Sehr geehrter Herr Blum.

Es ist wohl so, daß die die Agenda von Rot/Grün auf, auf die der ehemalige Kanzler Schröder heute noch so stolz ist, zur Ausbreitung des Niedriglohnes und unsozialer Leiarbeitsverhältnisse in Deutschland beigetragen hat. Auch weil in den Hartz IV-Gesetzen eine sozial vertretbare Grenze der Höhe des Lohnes für die Arbeit fehlte, die Arbeitslose verpflichtet werden anzunehmen, habe ich und einige andere Grüne bei der Endabstimmung zu Hartz IV mit NEIN gestimmt. Inzwischen haben die Grünen dazugelernt, fordern einen Mindestlohn und grundlegende Reformen der Hartz IV Regelungen.

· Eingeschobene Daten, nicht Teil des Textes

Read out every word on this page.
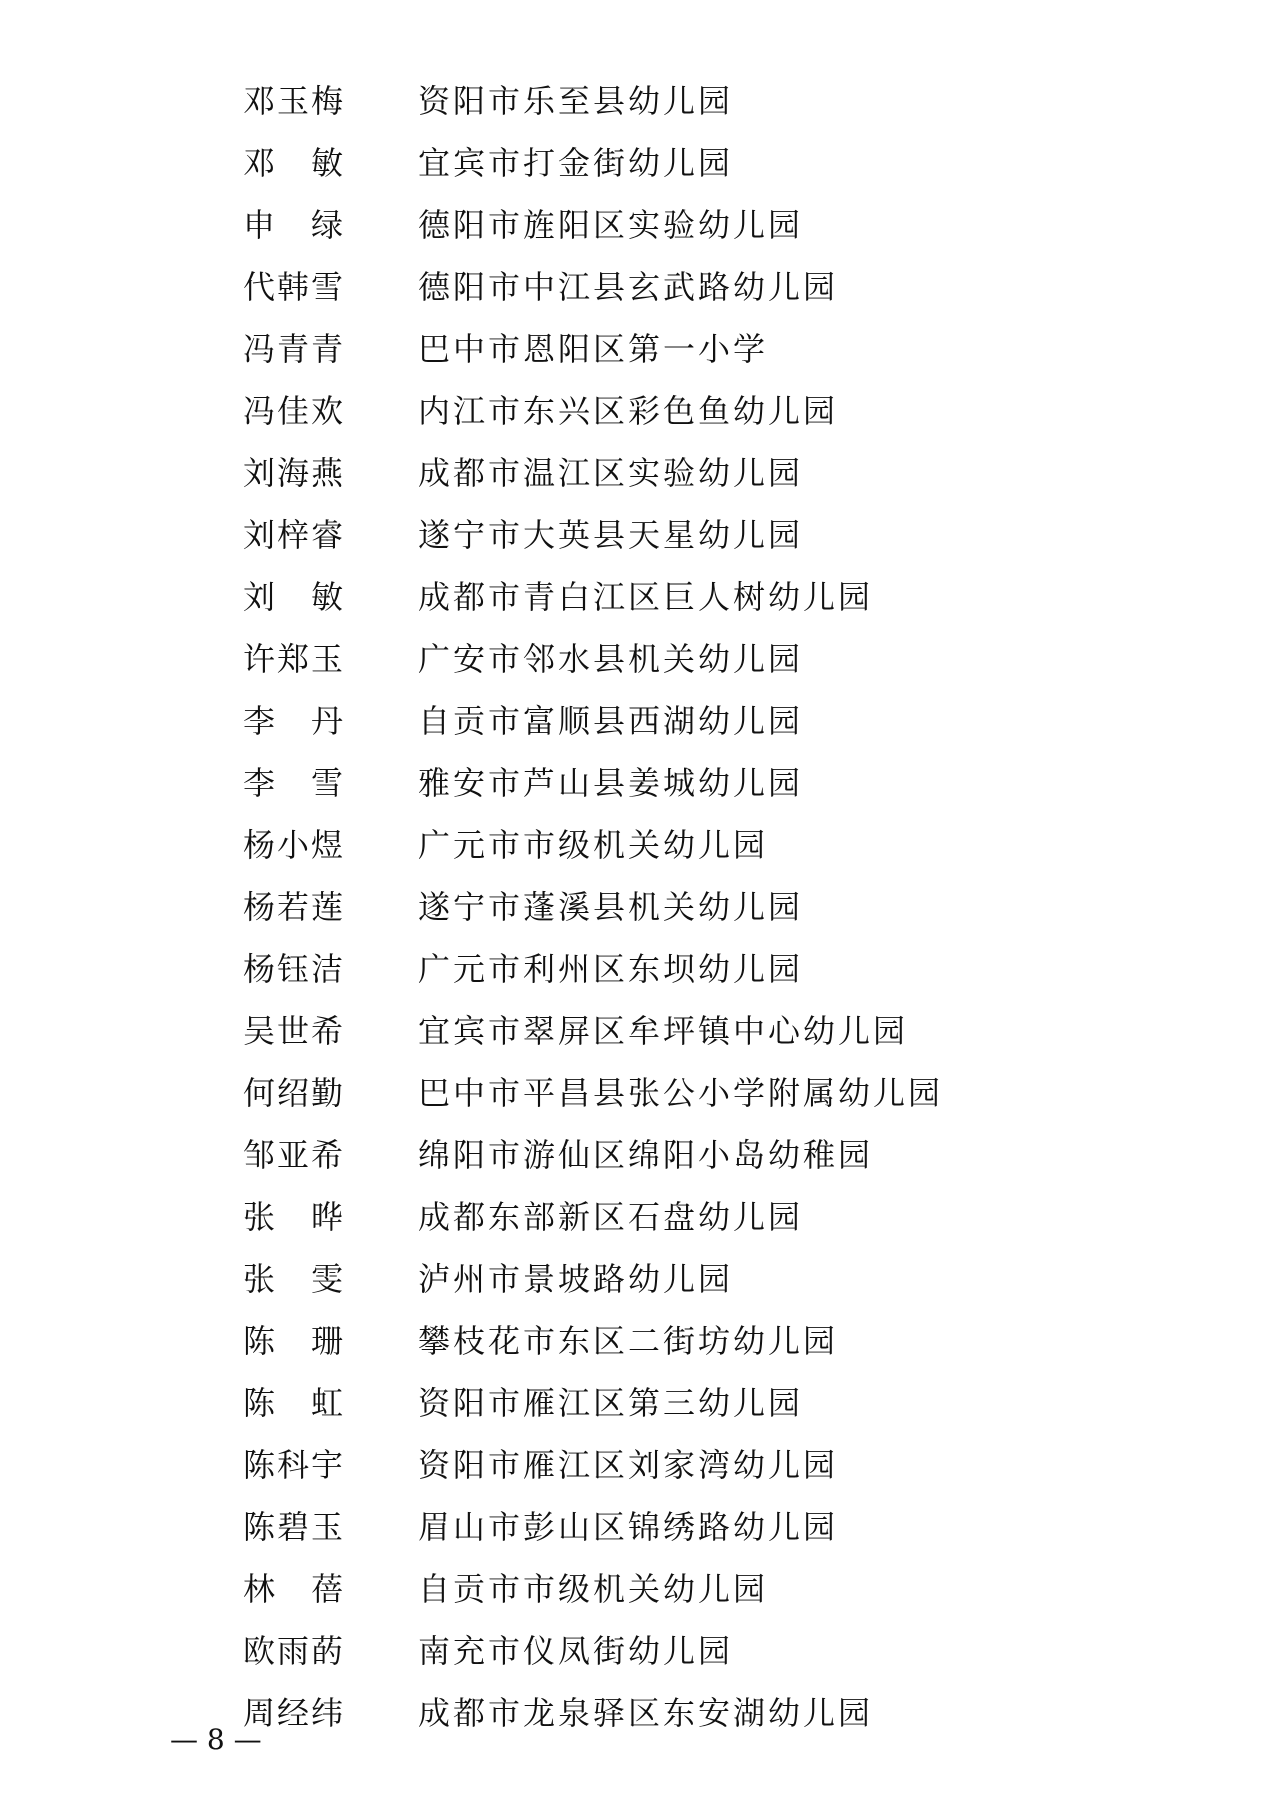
邓玉梅 资阳市乐至县幼儿园
邓　敏 宜宾市打金街幼儿园
申　绿 德阳市旌阳区实验幼儿园
代韩雪 德阳市中江县玄武路幼儿园
冯青青 巴中市恩阳区第一小学
冯佳欢 内江市东兴区彩色鱼幼儿园
刘海燕 成都市温江区实验幼儿园
刘梓睿 遂宁市大英县天星幼儿园
刘　敏 成都市青白江区巨人树幼儿园
许郑玉 广安市邻水县机关幼儿园
李　丹 自贡市富顺县西湖幼儿园
李　雪 雅安市芦山县姜城幼儿园
杨小煜 广元市市级机关幼儿园
杨若莲 遂宁市蓬溪县机关幼儿园
杨钰洁 广元市利州区东坝幼儿园
吴世希 宜宾市翠屏区牟坪镇中心幼儿园
何绍勤 巴中市平昌县张公小学附属幼儿园
邹亚希 绵阳市游仙区绵阳小岛幼稚园
张　晔 成都东部新区石盘幼儿园
张　雯 泸州市景坡路幼儿园
陈　珊 攀枝花市东区二街坊幼儿园
陈　虹 资阳市雁江区第三幼儿园
陈科宇 资阳市雁江区刘家湾幼儿园
陈碧玉 眉山市彭山区锦绣路幼儿园
林　蓓 自贡市市级机关幼儿园
欧雨菂 南充市仪凤街幼儿园
周经纬 成都市龙泉驿区东安湖幼儿园
— 8 —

Sie können also die Grünen also als auch sozial ausgerichtete Partei getrost wählen.

Mit dem Essen von Fleisch ist das so eine Sache: Ich esse es so gut wie nie. Der auf mich entfallende Teil kann also auf andere verteilt werden. Ich bin auch der Meinung, die meisten Menschen in Europa essen zu viel Fleisch. Das ist nicht gesund und führt zur grausamen unverantwortlichen Massentierhaltung. Henri Quatre hat in Frankreich als Wohlstandsziel mal damit geworben: Mettre la poule o pot le dimanche, also jeden Sonntag ein Huhn sich gönnen können! Täglich Fleischmassen bei jedem im Kochtopf müssen nun wirklich nicht sein. Jeder der Fleisch ist sollte sich einmal im Jahr persönlich live ansehen, wie seine Leckerbissen heute in den Ställen der Massentierhaltung vegetieren und wie sie geschlachtet werden. Dann würde vielen das viele Fleischessen vergehen. Für den verbleibenden Teil dieses zweifelhaften Eßvergnügens würde das Geld reichen.
Wenn denn Fleischverzehr überhaupt sein muß, würde weniger Verbrauch, die Bezahlung des Fleisches von artgerecht gehaltenen Tieren auch durch Geringverdiener möglich machen. Das wäre in jeder Hinsicht die bessere sprich menschlichere und tiergerechtere Lösung.